Nachman had argued for making Ariel an integral part of Israel. Since 1997, he had worked to have the former College of Judea and Samaria upgraded to university status. Although the college had renamed itself the Ariel University Center of Samaria, both Minister of Education Yuli Tamir and the Council for Higher Education had vowed to block it. Nevertheless, in 2012 the College officially became a university, becoming the first university approved in Israel since the 1980s.

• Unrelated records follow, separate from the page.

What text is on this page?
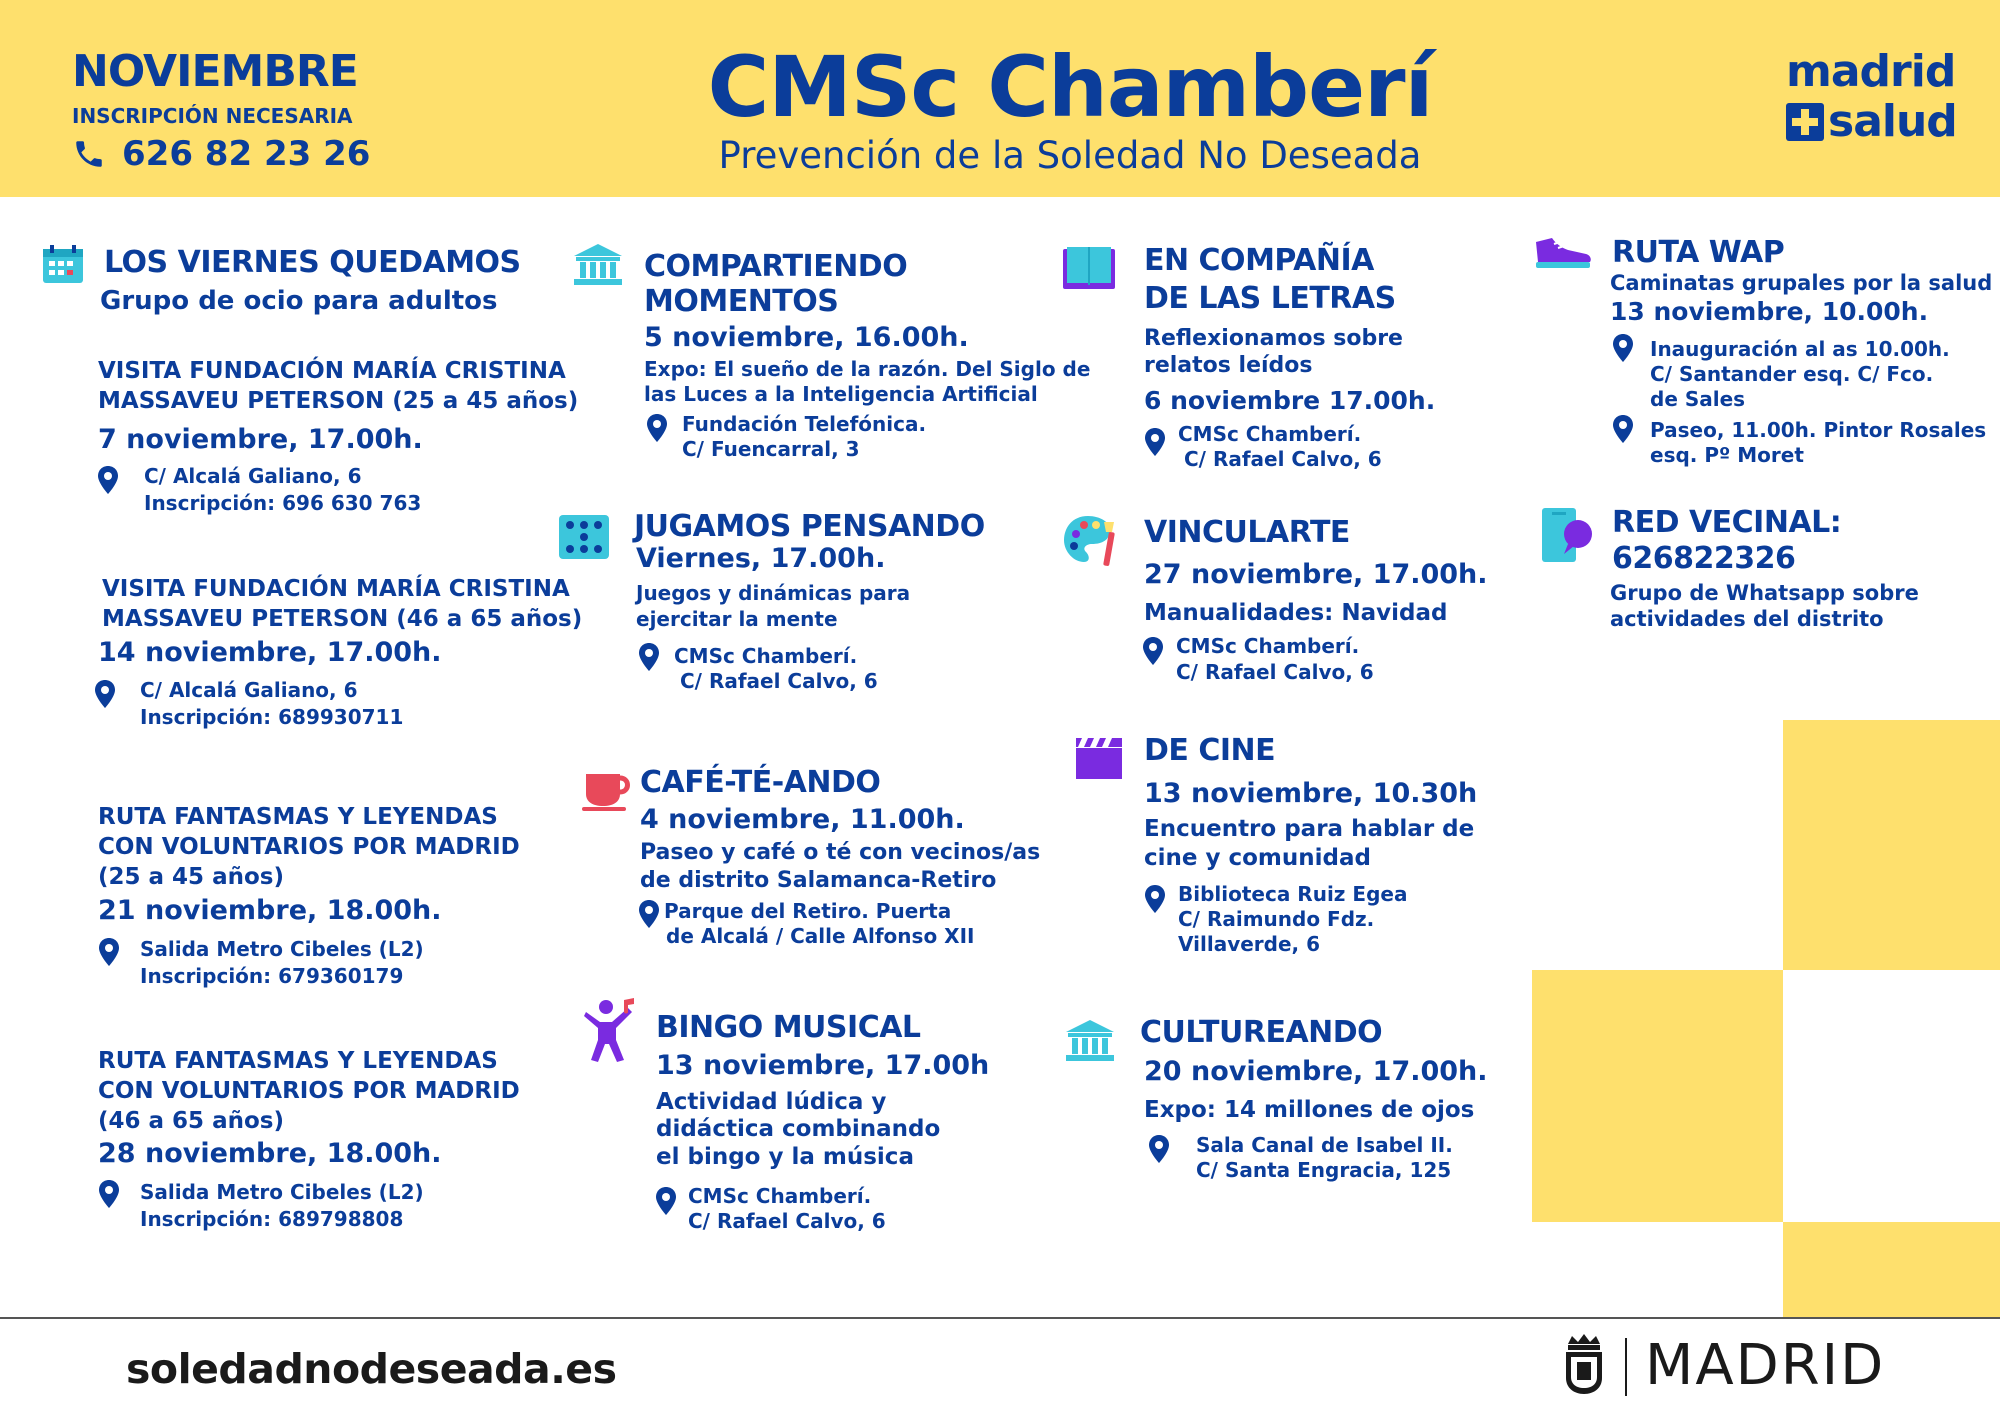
NOVIEMBRE
INSCRIPCIÓN NECESARIA
626 82 23 26
CMSc Chamberí
Prevención de la Soledad No Deseada
madrid
salud
LOS VIERNES QUEDAMOS
Grupo de ocio para adultos
VISITA FUNDACIÓN MARÍA CRISTINA
MASSAVEU PETERSON (25 a 45 años)
7 noviembre, 17.00h.
C/ Alcalá Galiano, 6
Inscripción: 696 630 763
VISITA FUNDACIÓN MARÍA CRISTINA
MASSAVEU PETERSON (46 a 65 años)
14 noviembre, 17.00h.
C/ Alcalá Galiano, 6
Inscripción: 689930711
RUTA FANTASMAS Y LEYENDAS
CON VOLUNTARIOS POR MADRID
(25 a 45 años)
21 noviembre, 18.00h.
Salida Metro Cibeles (L2)
Inscripción: 679360179
RUTA FANTASMAS Y LEYENDAS
CON VOLUNTARIOS POR MADRID
(46 a 65 años)
28 noviembre, 18.00h.
Salida Metro Cibeles (L2)
Inscripción: 689798808
COMPARTIENDO
MOMENTOS
5 noviembre, 16.00h.
Expo: El sueño de la razón. Del Siglo de
las Luces a la Inteligencia Artificial
Fundación Telefónica.
C/ Fuencarral, 3
JUGAMOS PENSANDO
Viernes, 17.00h.
Juegos y dinámicas para
ejercitar la mente
CMSc Chamberí.
C/ Rafael Calvo, 6
CAFÉ-TÉ-ANDO
4 noviembre, 11.00h.
Paseo y café o té con vecinos/as
de distrito Salamanca-Retiro
Parque del Retiro. Puerta
de Alcalá / Calle Alfonso XII
BINGO MUSICAL
13 noviembre, 17.00h
Actividad lúdica y
didáctica combinando
el bingo y la música
CMSc Chamberí.
C/ Rafael Calvo, 6
EN COMPAÑÍA
DE LAS LETRAS
Reflexionamos sobre
relatos leídos
6 noviembre 17.00h.
CMSc Chamberí.
C/ Rafael Calvo, 6
VINCULARTE
27 noviembre, 17.00h.
Manualidades: Navidad
CMSc Chamberí.
C/ Rafael Calvo, 6
DE CINE
13 noviembre, 10.30h
Encuentro para hablar de
cine y comunidad
Biblioteca Ruiz Egea
C/ Raimundo Fdz.
Villaverde, 6
CULTUREANDO
20 noviembre, 17.00h.
Expo: 14 millones de ojos
Sala Canal de Isabel II.
C/ Santa Engracia, 125
RUTA WAP
Caminatas grupales por la salud
13 noviembre, 10.00h.
Inauguración al as 10.00h.
C/ Santander esq. C/ Fco.
de Sales
Paseo, 11.00h. Pintor Rosales
esq. Pº Moret
RED VECINAL:
626822326
Grupo de Whatsapp sobre
actividades del distrito
soledadnodeseada.es	MADRID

In 1992 he was elected to the Knesset on Likud's list and was a member of the finance and constitution, law and justice committees. He lost his seat in the 1996 elections.

Nachman was also alternate deputy chairman of the Zionist Council in Israel and a member of the Zionist Action Committee. He also served as deputy chairman of the Union of Local Authorities. He saw himself as the last of the secular settlers.

In February 2013, Nachman was posthumously awarded the Israel Prize.

==Death==
Nachman died on 18 January 2013 while being treated in Beilinson Hospital after a long battle with cancer. He was 70 years old. He was buried at the Etgarim Park of the Nationwide Center for Development of Leadership overlooking Ariel, instead of the local cemetery. He had requested this exceptional location and special approval was given. Eulogies were given by Prime Minister Benjamin Netanyahu and Knesset speaker Reuven Rivlin among other personalities.